Je ne suis pas sûr qu’une telle fermeture arriva pendant la Seconde Guerre mondiale. Qu’on y réfléchisse bien : cela veut donc dire que pendant 3 mois, on n’a pas pu publier de livres en France, hormis sous le manteau, ni créer de nouvelle revue…
La seconde difficulté fut la fermeture des librairies, considérées lors des 2 premiers confinements comme commerces non-essentiels (pour qui ?), et alors même que les librairies sont des lieux de faible fréquentation, où les interactions sociales sont très modérées, voire inexistantes.
La troisième difficulté fut l’annulation de tous les salons du livre en 2020, puis au premier semestre 2021, et alors que ces salons entrent pour une part importante des rentrées financières de la petite édition (bien plus importante, en pourcentage, que pour la grande et moyenne édition).
Une partie de l’équipe rédactionnelle du numéro 5 de la revue “Les Cahiers de Tinbad” présente ce numéro, en compagnie de Jules Vipaldo, qui venait de publier son “Banquet de plafond” aux éditions Tinbad. Voici la première partie de la rencontre, consacrée aux Cahiers de Tinbad, avec Christelle Mercier, Claire Fourier, Gilbert Bourson, Jacques Cauda et Claude-Raphaël Samama.
Pour les éditions Tinbad, cela nous a décidés à annuler toute rencontre en librairie, par désaccord fondamental avec cette politique de Terreur (une librairie n’étant pas le métro aux heures de pointe, le SARS-CoV‑2 n’étant certainement pas la choléra ou la peste) : accepter le masque en rencontre littéraire, c’est accepter la Terreur… Roland Barthes l’avait dit, « le vrai fascisme ce n’est pas de forcer à faire, mais de forcer à dire »… Concrètement, la dernière rencontre en librairie pour avec l’un quelconque de nos auteurs remonte à février 2020… La visibilité en librairie s’en trouve drastiquement diminuée, ainsi que le chiffre d’affaires annuel.

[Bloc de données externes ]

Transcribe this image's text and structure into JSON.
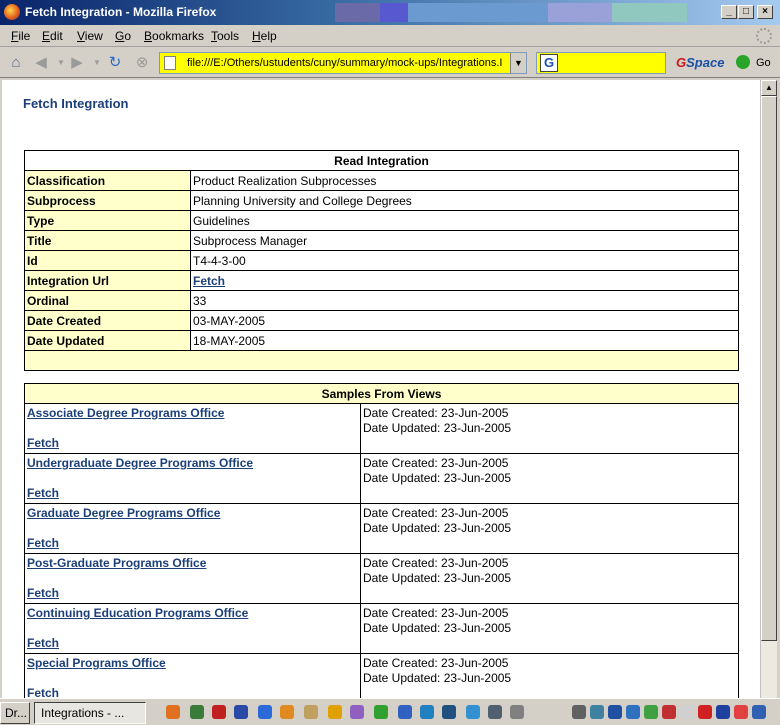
{
  "window": {
    "title": "Fetch Integration - Mozilla Firefox"
  },
  "menu": [
    "File",
    "Edit",
    "View",
    "Go",
    "Bookmarks",
    "Tools",
    "Help"
  ],
  "toolbar": {
    "url": "file:///E:/Others/ustudents/cuny/summary/mock-ups/Integrations.I",
    "search_engine_icon": "G",
    "gspace_g": "G",
    "gspace_rest": "Space",
    "go_label": "Go"
  },
  "page": {
    "title": "Fetch Integration",
    "read": {
      "header": "Read Integration",
      "rows": [
        {
          "label": "Classification",
          "value": "Product Realization Subprocesses"
        },
        {
          "label": "Subprocess",
          "value": "Planning University and College Degrees"
        },
        {
          "label": "Type",
          "value": "Guidelines"
        },
        {
          "label": "Title",
          "value": "Subprocess Manager"
        },
        {
          "label": "Id",
          "value": "T4-4-3-00"
        },
        {
          "label": "Integration Url",
          "value": "Fetch"
        },
        {
          "label": "Ordinal",
          "value": "33"
        },
        {
          "label": "Date Created",
          "value": "03-MAY-2005"
        },
        {
          "label": "Date Updated",
          "value": "18-MAY-2005"
        }
      ]
    },
    "samples": {
      "header": "Samples From Views",
      "items": [
        {
          "name": "Associate Degree Programs Office",
          "fetch": "Fetch",
          "created": "Date Created: 23-Jun-2005",
          "updated": "Date Updated: 23-Jun-2005"
        },
        {
          "name": "Undergraduate Degree Programs Office",
          "fetch": "Fetch",
          "created": "Date Created: 23-Jun-2005",
          "updated": "Date Updated: 23-Jun-2005"
        },
        {
          "name": "Graduate Degree Programs Office",
          "fetch": "Fetch",
          "created": "Date Created: 23-Jun-2005",
          "updated": "Date Updated: 23-Jun-2005"
        },
        {
          "name": "Post-Graduate Programs Office",
          "fetch": "Fetch",
          "created": "Date Created: 23-Jun-2005",
          "updated": "Date Updated: 23-Jun-2005"
        },
        {
          "name": "Continuing Education Programs Office",
          "fetch": "Fetch",
          "created": "Date Created: 23-Jun-2005",
          "updated": "Date Updated: 23-Jun-2005"
        },
        {
          "name": "Special Programs Office",
          "fetch": "Fetch",
          "created": "Date Created: 23-Jun-2005",
          "updated": "Date Updated: 23-Jun-2005"
        }
      ]
    }
  },
  "taskbar": {
    "task_partial": "Dr...",
    "task_active": "Integrations - ..."
  }
}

La conséquence directe été la diminution des tirages moyens, passés de 300 à 200.
La cinquième et dernière difficulté aura été l’imposition du « pass ‘sanitaire’ » dans les salons, y compris au Marché de la poésie 2021 ; en accord avec les idées de « désobéissance civile » rapportées dans l’Appel Antigone lancé initialement par l’écrivain, critique et poète Philippe Thireau sur un blog Médiapart, et parce que cette ségrégation « sanitaire », en vérité un tri biopolitique, n’est aucunement en accord avec nos valeurs ou notre idée de l’homme libre en pays de droit, Tinbad a décidé de ne pas y participer, pas plus qu’à ceux de la revue ou de « l’autre LIVRE »… Vivement 2022 !…

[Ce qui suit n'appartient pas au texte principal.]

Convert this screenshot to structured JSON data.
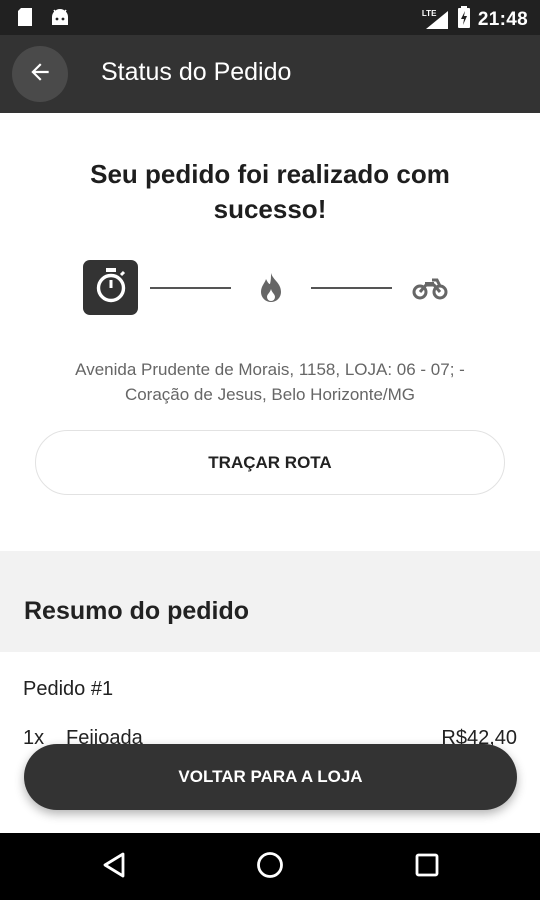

Pour les 2 premiers confinements, l’honnêteté requiert de souligner que les aides de la Région Île de France, basées sur la perte de Chiffre d’affaires, ont permis aux éditions Tinbad de passer l’année 2020 sans trop d’encombres au niveau des comptes, car nous avons eu peu de frais d’imprimerie (seulement 3 livres sont sortis) ; mais tout ceci est purement virtuel : l’économie de la petite édition, comme celle de la France entière, est sous perfusion totale ; en un mot, tout est devenu virtuel, l’économie y compris.
Espace l’autre LIVRE, en 2020 dans le cadre de La Nuit de la lecture, Guillaume Basquin a lu un extrait de son ouvrage (L)ivre de papier, paru aux éditions Tinbad.

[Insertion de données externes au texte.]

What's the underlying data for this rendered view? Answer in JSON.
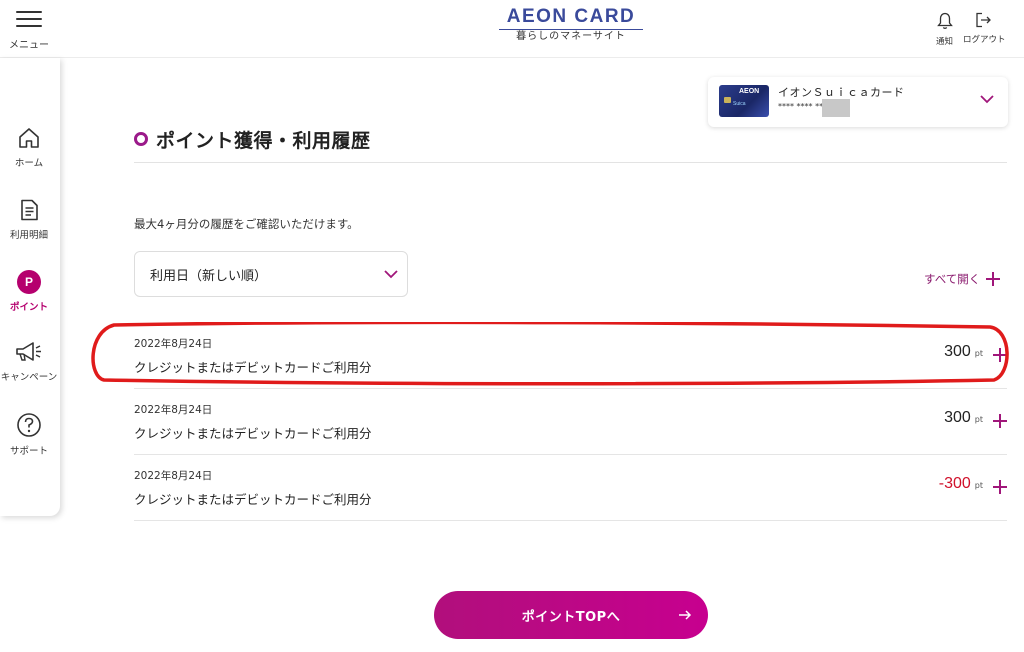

Concernant les lecteurs, on aurait pu s’attendre à un rebond de la lecture, compte tenu de la fermeture de toutes les autres activités culturelles ; ce n’est pas, malheureusement, ce qu’ont constaté les éditions Tinbad : dans l’ensemble, la vente réelle des livres a chuté, faute de rencontres réelles et de salons. La petite édition indépendante ne vit pas de communiqués de presse !… Il semblerait que la population française vit de plus en plus les yeux rivés à ses écrans, et à ses réseaux sociaux — qui ont pris la plus grande place dans les activités de « lecture » des citoyens. Qui lit encore la critique littéraire ? Combien sommes-nous ? On attend avec impatience que les journaux nous parlent d’autre chose que du SARS-CoV‑2…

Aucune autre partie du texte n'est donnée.